By Alan Martin, MD
During my career as a rheumatologist, there has been no more significant breakthrough in the treatment of rheumatoid arthritis (RA) than the introduction of biologic agents when Enbrel came on the market in 1998.
The traditional therapies are still used initially for treatment. These are labeled disease-modifying anti rheumatic drugs (DMARD). The most commonly used DMARD medications are methotrexate, hydroxychloroquine, sulfasalazine and leflunamide. These medications may be used alone or in combinations, as long as there are no contraindications. Some RA patients do achieve a significant improvement and can be maintained on these medications alone. Many patients, unfortunately, do not achieve an acceptable improvement, and their disease activity continues.
The biologic agents have revolutionized the treatment of RA in their ability to slow down disease progression, and in some cases, induce remission of disease. These drugs were engineered to specifically inhibit proteins secreted by cells that regulate the immune response and promote inflammation. There are multiple categories of biologics that each block specific aspects of the immune system. Some examples are Enbrel, Humira, Simponi Aria, Remicade, Actemra, Rituxan, Orencia and Xeljanz. Sixty to seventy percent of patients have a measurable improvement, and fifteen to twenty percent may have remission or close to remission of their RA.
Every patient’s disease process and response to medication is unique, and one biologic may help one patient more than another. Therefore, in some patients, multiple trials of different biologic medications may be used in succession. Treatment decisions are based on the balance of improving the disease process weighed against the risks of drug toxicity. Evaluating which medication is right for each patient, the physician takes into account lab studies, x-rays and the patient’s medical history. Conditions in a patient’s previous or current medical history that may affect the decision of using biologics are infectious exposures, current infection risk, nerve disorders, history of heart failure, other chronic diseases and pregnancy.

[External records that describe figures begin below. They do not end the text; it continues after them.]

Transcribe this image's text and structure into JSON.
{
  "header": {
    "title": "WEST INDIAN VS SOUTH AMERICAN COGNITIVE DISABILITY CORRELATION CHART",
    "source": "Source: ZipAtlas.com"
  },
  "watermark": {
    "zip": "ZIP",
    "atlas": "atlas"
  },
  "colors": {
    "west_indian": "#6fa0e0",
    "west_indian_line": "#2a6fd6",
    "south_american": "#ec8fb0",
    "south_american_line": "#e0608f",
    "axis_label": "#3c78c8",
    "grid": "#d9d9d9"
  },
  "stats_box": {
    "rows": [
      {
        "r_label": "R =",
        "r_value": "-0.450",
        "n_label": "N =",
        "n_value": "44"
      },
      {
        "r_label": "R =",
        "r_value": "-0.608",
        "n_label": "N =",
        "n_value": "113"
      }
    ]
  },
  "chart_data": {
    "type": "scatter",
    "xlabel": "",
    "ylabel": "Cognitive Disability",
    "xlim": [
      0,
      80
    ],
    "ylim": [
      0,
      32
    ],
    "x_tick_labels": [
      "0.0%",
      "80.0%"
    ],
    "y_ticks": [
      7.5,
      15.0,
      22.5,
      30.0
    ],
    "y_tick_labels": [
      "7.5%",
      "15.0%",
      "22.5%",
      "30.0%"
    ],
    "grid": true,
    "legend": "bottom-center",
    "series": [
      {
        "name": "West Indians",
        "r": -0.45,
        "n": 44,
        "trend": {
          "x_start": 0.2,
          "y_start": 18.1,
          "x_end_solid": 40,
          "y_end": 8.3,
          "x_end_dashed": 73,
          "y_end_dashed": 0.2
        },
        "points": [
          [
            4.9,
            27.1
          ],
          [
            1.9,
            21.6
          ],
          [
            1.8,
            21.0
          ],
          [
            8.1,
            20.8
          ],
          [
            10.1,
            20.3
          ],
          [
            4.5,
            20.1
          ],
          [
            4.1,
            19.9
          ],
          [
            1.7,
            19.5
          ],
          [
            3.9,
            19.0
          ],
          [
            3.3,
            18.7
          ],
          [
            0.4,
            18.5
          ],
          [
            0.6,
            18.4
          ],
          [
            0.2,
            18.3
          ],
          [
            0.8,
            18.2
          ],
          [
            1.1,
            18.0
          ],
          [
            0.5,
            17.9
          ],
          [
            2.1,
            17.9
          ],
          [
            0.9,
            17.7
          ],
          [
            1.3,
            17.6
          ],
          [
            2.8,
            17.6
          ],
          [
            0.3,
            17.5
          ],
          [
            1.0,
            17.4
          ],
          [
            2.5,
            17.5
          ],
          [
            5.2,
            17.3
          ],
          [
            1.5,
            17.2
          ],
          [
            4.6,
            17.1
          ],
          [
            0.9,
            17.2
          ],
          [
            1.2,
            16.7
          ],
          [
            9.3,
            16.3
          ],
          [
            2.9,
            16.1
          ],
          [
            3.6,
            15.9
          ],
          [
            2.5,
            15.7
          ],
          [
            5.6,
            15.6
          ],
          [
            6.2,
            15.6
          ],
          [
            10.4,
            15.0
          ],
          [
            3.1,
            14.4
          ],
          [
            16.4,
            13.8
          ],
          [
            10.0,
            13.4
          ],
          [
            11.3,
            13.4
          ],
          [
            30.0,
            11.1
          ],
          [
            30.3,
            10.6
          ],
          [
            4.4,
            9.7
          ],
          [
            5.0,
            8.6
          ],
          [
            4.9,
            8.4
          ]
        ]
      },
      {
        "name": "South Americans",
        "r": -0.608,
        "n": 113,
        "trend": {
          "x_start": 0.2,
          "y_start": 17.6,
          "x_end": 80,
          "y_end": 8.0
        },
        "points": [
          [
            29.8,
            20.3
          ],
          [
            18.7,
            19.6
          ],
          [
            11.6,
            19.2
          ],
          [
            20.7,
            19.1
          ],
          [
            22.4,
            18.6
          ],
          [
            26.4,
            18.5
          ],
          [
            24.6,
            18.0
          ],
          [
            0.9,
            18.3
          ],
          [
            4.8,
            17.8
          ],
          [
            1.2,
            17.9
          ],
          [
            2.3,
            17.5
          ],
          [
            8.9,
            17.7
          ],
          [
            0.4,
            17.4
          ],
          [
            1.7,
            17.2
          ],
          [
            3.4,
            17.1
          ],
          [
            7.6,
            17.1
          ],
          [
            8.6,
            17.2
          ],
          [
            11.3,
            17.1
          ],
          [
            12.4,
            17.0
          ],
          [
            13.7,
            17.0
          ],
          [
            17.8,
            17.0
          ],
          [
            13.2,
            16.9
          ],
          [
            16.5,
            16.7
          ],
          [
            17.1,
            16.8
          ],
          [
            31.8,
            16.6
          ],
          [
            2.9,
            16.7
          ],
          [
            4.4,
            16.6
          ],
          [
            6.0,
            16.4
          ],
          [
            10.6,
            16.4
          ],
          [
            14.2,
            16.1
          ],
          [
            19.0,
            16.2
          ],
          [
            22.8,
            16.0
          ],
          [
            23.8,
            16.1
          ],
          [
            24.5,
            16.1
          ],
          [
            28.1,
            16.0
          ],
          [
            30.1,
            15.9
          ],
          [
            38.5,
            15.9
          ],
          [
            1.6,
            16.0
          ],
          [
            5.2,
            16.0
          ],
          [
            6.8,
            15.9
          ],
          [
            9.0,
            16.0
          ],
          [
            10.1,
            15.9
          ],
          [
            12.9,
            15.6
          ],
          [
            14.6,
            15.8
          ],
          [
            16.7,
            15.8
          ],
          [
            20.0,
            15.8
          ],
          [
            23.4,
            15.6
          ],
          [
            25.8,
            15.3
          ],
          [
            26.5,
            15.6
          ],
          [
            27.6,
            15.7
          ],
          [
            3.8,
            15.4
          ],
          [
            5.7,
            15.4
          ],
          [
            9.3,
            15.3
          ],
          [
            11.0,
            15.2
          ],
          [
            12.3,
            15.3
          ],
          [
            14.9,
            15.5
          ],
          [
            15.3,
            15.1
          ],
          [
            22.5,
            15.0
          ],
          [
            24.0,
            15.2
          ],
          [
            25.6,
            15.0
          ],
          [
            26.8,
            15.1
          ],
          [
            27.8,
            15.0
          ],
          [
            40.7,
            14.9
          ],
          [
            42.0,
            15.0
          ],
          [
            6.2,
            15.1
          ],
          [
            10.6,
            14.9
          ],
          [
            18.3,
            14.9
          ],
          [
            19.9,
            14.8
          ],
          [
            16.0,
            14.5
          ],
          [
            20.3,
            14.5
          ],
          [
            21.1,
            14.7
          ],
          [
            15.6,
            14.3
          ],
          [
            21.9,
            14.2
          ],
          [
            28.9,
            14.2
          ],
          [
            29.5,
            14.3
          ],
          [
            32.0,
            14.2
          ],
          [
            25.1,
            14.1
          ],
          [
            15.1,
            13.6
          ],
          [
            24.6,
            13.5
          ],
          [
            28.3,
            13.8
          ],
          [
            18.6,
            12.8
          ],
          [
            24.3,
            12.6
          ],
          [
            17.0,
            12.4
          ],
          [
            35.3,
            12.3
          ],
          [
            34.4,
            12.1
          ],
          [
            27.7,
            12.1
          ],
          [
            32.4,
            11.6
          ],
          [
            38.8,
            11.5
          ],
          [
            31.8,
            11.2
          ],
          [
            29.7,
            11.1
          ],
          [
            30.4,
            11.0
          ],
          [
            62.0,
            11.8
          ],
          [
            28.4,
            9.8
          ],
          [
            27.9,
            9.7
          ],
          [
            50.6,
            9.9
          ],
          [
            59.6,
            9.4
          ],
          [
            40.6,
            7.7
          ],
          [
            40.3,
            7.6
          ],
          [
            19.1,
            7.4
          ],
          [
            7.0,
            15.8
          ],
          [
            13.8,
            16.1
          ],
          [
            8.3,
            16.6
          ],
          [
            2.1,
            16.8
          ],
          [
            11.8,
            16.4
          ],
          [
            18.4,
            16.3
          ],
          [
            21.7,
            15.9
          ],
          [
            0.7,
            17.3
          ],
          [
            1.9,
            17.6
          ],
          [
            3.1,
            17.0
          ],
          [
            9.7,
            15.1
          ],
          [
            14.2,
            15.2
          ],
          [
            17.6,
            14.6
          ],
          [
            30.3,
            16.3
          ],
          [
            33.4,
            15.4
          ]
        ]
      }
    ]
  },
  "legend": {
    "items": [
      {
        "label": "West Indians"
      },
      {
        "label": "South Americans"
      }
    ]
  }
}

To assess the effectiveness of these medications, a rheumatologist uses multiple parameters, including number of joints involved, x-ray progression and functional status. Functional status is assessing the patient’s ability to perform daily activities such as walking, dressing and grooming and performing household or work duties. Unfortunately, not all RA patients are candidates for biologic medications. Fortunately, though, most patients will be able to benefit from the use of biologics and see improvement in their activity and pain level.
We have come a long way since simple analgesics such as aspirin were used to treat RA. Those simple analgesics did not address the disease process and provided minimal pain relief. Now we have biologics that can slow down the disease progression and at times put the disease in remission, which leads to a higher quality and more enjoyable life.